Within the century, a combination of polar melting, carbon emissions, and ice-sheet collapses could cause chronic flooding to wipe out Miami — and as many as 670 coastal communities, including Cambridge, Massachusetts; Oakland, California; St. Petersburg, Florida; and four of the five boroughs of New York City, according to National Geographic.

In January, a report from the National Oceanic and Atmospheric Agencyhinted at the possibility of an "extreme" sea-level rise scenario that would support these predictions.

Research group Climate Central took the projections laid out in NOAA's report and created a plug-in for Google Earth that shows how catastrophic the damage would be if the flooding happened today. You can install it (directions here) and see anywhere in the US.

Here's what Miami might look like in the year 2100.

This is what Miami Beach looks like today.

Google Earth/Climate Central

In the year 2100, you might need a rowboat to pass through it.

Google Earth/Climate Central

Climate Central's plugin for Google Earth shows a sea level rise of 10 to 12 feet, which would cause the Atlantic Ocean to wash over Miami and the Miami River to overflow.

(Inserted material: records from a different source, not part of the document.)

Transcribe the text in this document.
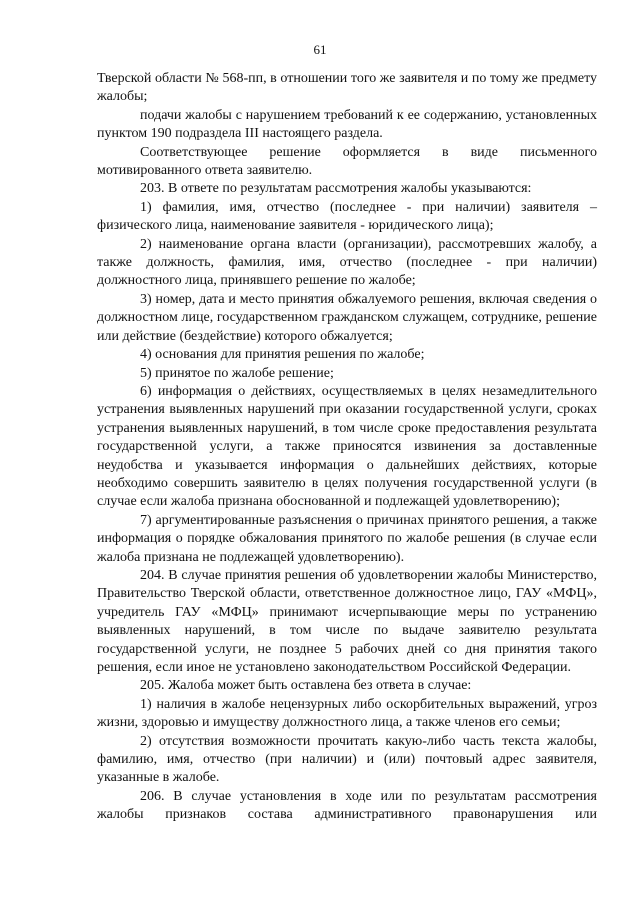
61

Тверской области № 568-пп, в отношении того же заявителя и по тому же предмету жалобы;

подачи жалобы с нарушением требований к ее содержанию, установленных пунктом 190 подраздела III настоящего раздела.

Соответствующее решение оформляется в виде письменного мотивированного ответа заявителю.

203. В ответе по результатам рассмотрения жалобы указываются:

1) фамилия, имя, отчество (последнее - при наличии) заявителя – физического лица, наименование заявителя - юридического лица);

2) наименование органа власти (организации), рассмотревших жалобу, а также должность, фамилия, имя, отчество (последнее - при наличии) должностного лица, принявшего решение по жалобе;

3) номер, дата и место принятия обжалуемого решения, включая сведения о должностном лице, государственном гражданском служащем, сотруднике, решение или действие (бездействие) которого обжалуется;

4) основания для принятия решения по жалобе;

5) принятое по жалобе решение;

6) информация о действиях, осуществляемых в целях незамедлительного устранения выявленных нарушений при оказании государственной услуги, сроках устранения выявленных нарушений, в том числе сроке предоставления результата государственной услуги, а также приносятся извинения за доставленные неудобства и указывается информация о дальнейших действиях, которые необходимо совершить заявителю в целях получения государственной услуги (в случае если жалоба признана обоснованной и подлежащей удовлетворению);

7) аргументированные разъяснения о причинах принятого решения, а также информация о порядке обжалования принятого по жалобе решения (в случае если жалоба признана не подлежащей удовлетворению).

204. В случае принятия решения об удовлетворении жалобы Министерство, Правительство Тверской области, ответственное должностное лицо, ГАУ «МФЦ», учредитель ГАУ «МФЦ» принимают исчерпывающие меры по устранению выявленных нарушений, в том числе по выдаче заявителю результата государственной услуги, не позднее 5 рабочих дней со дня принятия такого решения, если иное не установлено законодательством Российской Федерации.

205. Жалоба может быть оставлена без ответа в случае:

1) наличия в жалобе нецензурных либо оскорбительных выражений, угроз жизни, здоровью и имуществу должностного лица, а также членов его семьи;

2) отсутствия возможности прочитать какую-либо часть текста жалобы, фамилию, имя, отчество (при наличии) и (или) почтовый адрес заявителя, указанные в жалобе.

206. В случае установления в ходе или по результатам рассмотрения жалобы признаков состава административного правонарушения или
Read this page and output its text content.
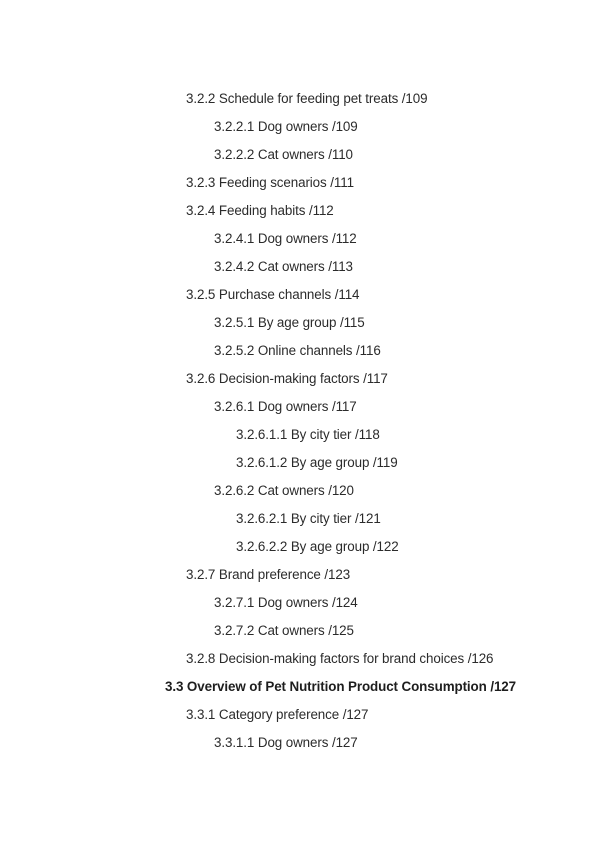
3.2.2 Schedule for feeding pet treats /109
3.2.2.1 Dog owners /109
3.2.2.2 Cat owners /110
3.2.3 Feeding scenarios /111
3.2.4 Feeding habits /112
3.2.4.1 Dog owners /112
3.2.4.2 Cat owners /113
3.2.5 Purchase channels /114
3.2.5.1 By age group /115
3.2.5.2 Online channels /116
3.2.6 Decision-making factors /117
3.2.6.1 Dog owners /117
3.2.6.1.1 By city tier /118
3.2.6.1.2 By age group /119
3.2.6.2 Cat owners /120
3.2.6.2.1 By city tier /121
3.2.6.2.2 By age group /122
3.2.7 Brand preference /123
3.2.7.1 Dog owners /124
3.2.7.2 Cat owners /125
3.2.8 Decision-making factors for brand choices /126
3.3 Overview of Pet Nutrition Product Consumption /127
3.3.1 Category preference /127
3.3.1.1 Dog owners /127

Google Earth/Climate Central

Everyone that lives in Miami would need to evacuate long before.

Google Earth/Climate Central

In Miami-Dade County, 1.6 million square feet of office space and 1.8 million square feet of retail space was under construction in the second quarter of 2016, BBC reported.

Google Earth/Climate Central

Source: BBC


Those high-rises could have a different kind of ocean view by the end of the century.

Google Earth/Climate Central

Marlins Park may have a retractable roof, but that won't save it from sea level rise.

Google Earth/Climate Central

The Miami Marlins will require a name change.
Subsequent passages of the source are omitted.